Dendritic cells (DCs) are important antigen presenting cells (APCs) that are instrumental to the initiation and prolongation of T1DM. Observations in T1DM patients suggested dysregulation in the T cell response to antigen presentation by DCs [3]. DCs play a major role in T-regs control, which able to induce potent proliferation of T-regs in the absence of exogenous IL-2 down-regulate their suppressive activity in vitro [60]. Cytokines secreted by DCs are considered as critical mediators of the T1DM as well both IFN-α and IFN-β are secreted in large amounts by plasmacytoid dendritic cells in autoimmune diseases. Expression of interferons was elevated in the pancreas of diagnosed T1DM patients [61]. IL-1 can also acts on T lymphocyte regulation [62] IL‑1 signaling has roles in β‑cell dysfunction and destruction via the NF-jB and mitogen-activated-protein- kinase pathways, leading to endoplasmic reticulum and mitochondrial stress and eventually activating the apoptotic machinery [62].

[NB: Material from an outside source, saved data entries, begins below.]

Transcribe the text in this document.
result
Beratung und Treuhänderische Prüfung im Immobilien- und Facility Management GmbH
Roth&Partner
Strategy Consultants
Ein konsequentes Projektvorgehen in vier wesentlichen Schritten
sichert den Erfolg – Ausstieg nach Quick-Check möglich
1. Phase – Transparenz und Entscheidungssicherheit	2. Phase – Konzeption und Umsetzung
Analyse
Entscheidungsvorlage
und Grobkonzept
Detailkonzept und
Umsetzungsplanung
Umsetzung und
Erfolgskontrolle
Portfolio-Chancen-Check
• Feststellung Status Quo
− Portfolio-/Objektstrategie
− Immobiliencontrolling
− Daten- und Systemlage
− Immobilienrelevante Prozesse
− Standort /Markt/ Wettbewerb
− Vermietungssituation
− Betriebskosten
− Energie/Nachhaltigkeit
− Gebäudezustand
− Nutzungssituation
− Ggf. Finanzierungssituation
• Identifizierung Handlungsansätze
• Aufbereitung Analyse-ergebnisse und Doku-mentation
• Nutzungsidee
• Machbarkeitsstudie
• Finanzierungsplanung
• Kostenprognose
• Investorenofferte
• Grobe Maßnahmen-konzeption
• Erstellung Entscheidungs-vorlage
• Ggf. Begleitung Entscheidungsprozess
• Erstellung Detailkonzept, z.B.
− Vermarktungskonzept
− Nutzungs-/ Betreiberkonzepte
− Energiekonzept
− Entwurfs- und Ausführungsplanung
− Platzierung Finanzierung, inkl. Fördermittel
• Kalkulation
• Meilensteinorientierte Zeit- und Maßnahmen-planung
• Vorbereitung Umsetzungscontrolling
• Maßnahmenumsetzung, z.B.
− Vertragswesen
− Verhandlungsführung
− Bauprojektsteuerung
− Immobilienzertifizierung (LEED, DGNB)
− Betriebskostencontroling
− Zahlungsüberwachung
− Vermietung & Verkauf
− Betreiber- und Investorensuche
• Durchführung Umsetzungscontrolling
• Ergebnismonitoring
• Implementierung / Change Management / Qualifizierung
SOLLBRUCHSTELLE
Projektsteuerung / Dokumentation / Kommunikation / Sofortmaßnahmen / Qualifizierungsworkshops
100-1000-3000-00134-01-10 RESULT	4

Regulatory T cells (Tregs)

Regulatory T cells (Treg cells) play a key role in controlling the pathogenic autoimmune process in T1DM [63]. Tregs are suppressors of antigen-activated immune responses to self and non-self-antigens [64]. In T1DM patients, it was stated that there was increased apoptosis, and consequently, reduced viability and function of the T-regs [65]. In addition, injecting islet-specific Treg cells can reverse established diabetes in NOD mice [66]. Interleukin 2 (IL-2), a cytokine which promotes Treg cell survival and function, may thus have therapeutic ability in T1DM [63].

Natural killer cells (NK)

NK cells are potentially involved in onset of T1DM, given their ability to kill target cells and to interact with APC and T cells. NK cells are a major source of IFN-γ which consider, a key proinflammatory cytokine [67]. The previous studies have shown a reduction in the occurrence of NK cells in patients with T1DM, and a reduced surface expression of the activating receptors NKp30 and NKp46 as well as lower mRNA levels of IFN-c and perforin in NK cells of patients with long-standing T1DM [68]. In addition, animal studies showed that, proliferating and activated NK cells were detected only in the early prediabetic infiltrates [69]. Most pancreatic NK cells of NOD mice became hyporesponsive at the later stages of T1DM, as reflected by diminished cytokine secretion, and reduce capacity to degranulate in response to antibodies specific for activating receptors [70].

Summary

In this review, we have summarized current molecular and immunological mechanisms involved in developing of type 1 diabetes mellitus. Among the molecules mechanisms contribute to the risk of T1DM, HLA gene, human insulin gene (INS), cytotoxic T-lymphocyte-associated protein 4 (CTLA4), and PTPN22. The immunological mechanisms contribute β-cells death, autoantigens which include insulin, glutamic acid decarboxylase (GAD), islet cell antigen-2n (IA-2) and zinc transporter 8 (ZnT8). Also, many immune cells such as T cells, B cells, NK cells, APCs and other innate immune cells participate in the damage of pancreatic β cells, which ultimately lead to T1DM.